Cinque infortuni e tre sostituzioni in venti minuti di gioco, neanche fosse una partita di football americano. Si è concluso con la sospensione al 21’ del primo tempo il derby di Lega Pro in programma domenica tra Salernitana e Nocerina, per inferiorità numerica della squadra ospite. Viene il dubbio, però, che l’inferiorità dell’intero sistema del calcio italiano non sia tanto numerica, quanto culturale.

Si è detto per tanto, troppo tempo, che gli stadi italiani sono un porto franco in cui tutto è lecito. Che il problema del calcio è nei violenti che abitano le curve, che estirpando le cattive pratiche degli ultras si sarebbe risanato il giocattolo. E allora giù con l’inasprimento delle sanzioni, le trasferte vietate ai supporter, l’obbligo di censimento con tessera del tifoso, i Daspo contro gli ultrà violenti e chi più ne ha più ne metta. Poi si scopre che forse non è lo stadio a dover essere messo al centro dell’attenzione, se una partita di calcio di una Lega minore non può essere disputata perché le minacce degli ultrà ai (loro) calciatori avvengono ben lontano dal campo verde. Perché quei tifosi, o sedicenti tali, a Salerno non erano potuti andare per decisione del prefetto che aveva vietato la trasferta. Perché quando il pullman della Nocerina si è fermato all’interno dello stadio, nessun facinoroso era presente ad aspettare i calciatori che non volevano scendere. Perché sugli spalti dell’Arechi, al momento della sospensione della partita, non c’erano estremisti del tifo, ma spettatori che avevano pagato un biglietto.

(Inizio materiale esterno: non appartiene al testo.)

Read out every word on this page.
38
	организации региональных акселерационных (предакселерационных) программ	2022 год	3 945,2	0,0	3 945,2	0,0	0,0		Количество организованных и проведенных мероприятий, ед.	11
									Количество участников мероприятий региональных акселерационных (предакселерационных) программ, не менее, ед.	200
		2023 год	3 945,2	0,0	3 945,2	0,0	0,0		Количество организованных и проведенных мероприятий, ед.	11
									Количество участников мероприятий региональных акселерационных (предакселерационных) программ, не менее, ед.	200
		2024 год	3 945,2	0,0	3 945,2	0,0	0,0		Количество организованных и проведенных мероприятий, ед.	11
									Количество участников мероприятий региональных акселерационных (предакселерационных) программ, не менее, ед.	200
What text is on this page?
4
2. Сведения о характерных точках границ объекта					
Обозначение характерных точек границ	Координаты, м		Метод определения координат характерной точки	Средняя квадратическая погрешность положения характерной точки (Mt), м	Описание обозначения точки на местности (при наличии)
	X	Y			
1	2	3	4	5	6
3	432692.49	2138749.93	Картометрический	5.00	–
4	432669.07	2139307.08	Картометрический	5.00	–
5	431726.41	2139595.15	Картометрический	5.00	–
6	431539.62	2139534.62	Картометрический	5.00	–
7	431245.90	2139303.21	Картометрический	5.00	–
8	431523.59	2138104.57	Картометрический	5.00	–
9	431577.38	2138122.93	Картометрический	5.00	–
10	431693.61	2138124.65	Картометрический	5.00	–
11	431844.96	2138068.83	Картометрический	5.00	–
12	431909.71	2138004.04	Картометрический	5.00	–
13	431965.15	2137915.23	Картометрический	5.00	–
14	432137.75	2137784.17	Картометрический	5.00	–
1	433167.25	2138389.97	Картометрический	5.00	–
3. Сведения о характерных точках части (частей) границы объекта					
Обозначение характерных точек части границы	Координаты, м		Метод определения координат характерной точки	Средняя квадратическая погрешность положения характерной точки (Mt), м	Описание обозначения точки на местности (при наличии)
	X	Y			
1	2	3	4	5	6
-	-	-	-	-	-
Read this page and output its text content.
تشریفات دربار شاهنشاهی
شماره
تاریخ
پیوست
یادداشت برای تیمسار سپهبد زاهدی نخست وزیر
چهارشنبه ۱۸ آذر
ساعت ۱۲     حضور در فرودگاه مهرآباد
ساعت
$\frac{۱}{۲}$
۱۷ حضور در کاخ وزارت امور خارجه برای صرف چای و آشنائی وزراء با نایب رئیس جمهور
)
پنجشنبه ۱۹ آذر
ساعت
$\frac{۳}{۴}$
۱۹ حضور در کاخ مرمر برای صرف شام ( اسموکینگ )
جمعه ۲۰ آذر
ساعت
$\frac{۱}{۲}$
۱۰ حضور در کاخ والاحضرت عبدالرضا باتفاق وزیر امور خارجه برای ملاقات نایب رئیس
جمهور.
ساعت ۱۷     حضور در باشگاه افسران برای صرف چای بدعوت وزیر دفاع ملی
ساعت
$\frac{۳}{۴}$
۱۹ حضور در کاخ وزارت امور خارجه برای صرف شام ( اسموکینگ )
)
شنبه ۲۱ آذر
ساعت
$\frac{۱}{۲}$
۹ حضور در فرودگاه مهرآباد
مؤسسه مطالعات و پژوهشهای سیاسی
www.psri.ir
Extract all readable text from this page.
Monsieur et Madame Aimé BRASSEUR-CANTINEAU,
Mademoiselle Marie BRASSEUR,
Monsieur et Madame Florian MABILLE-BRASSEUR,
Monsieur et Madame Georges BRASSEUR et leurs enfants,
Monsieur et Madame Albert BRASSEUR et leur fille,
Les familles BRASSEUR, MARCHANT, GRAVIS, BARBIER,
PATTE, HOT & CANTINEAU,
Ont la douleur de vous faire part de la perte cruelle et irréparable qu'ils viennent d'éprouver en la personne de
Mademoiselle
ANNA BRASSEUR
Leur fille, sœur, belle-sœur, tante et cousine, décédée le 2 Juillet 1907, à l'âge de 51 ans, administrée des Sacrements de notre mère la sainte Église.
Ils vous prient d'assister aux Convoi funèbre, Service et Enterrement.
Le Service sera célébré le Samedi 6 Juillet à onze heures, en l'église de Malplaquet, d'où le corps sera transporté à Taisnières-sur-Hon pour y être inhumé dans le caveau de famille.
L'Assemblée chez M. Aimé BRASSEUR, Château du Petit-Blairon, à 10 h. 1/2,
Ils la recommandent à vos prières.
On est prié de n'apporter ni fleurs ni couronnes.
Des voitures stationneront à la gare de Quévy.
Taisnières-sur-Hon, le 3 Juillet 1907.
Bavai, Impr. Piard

Ora la Procura di Nocera, che nel frattempo ha aperto un fascicolo, indagherà per capire come sono andate le cose. Ma un dato è evidente: quale minaccia può aver indotto dei calciatori a rifiutarsi di giocare? Che livello di permeabilità c’è nel sistema calcio, tanto da rendere i violenti così “persuasivi” nei confronti delle società? Sarà forse il caso di allargare lo sguardo agli interessi della malavita e della criminalità organizzata, che impunemente orchestra anche nel mondo del pallone? E sarà forse la volta che la Figc decida quale strada intraprendere? Senza più tentennamenti, senza minacciare di chiudere le curve per poi innescare una frettolosa retromarcia, senza rendere sempre più difficile l’accesso agli stadi per tifosi o famiglie e tollerare la contiguità tra società sportive e malaffare. In ballo c’è il rispetto della legalità e il decoro di un Paese che di spettacoli, come quello a cui si è assistito ieri a Salerno, non ne deve più vedere.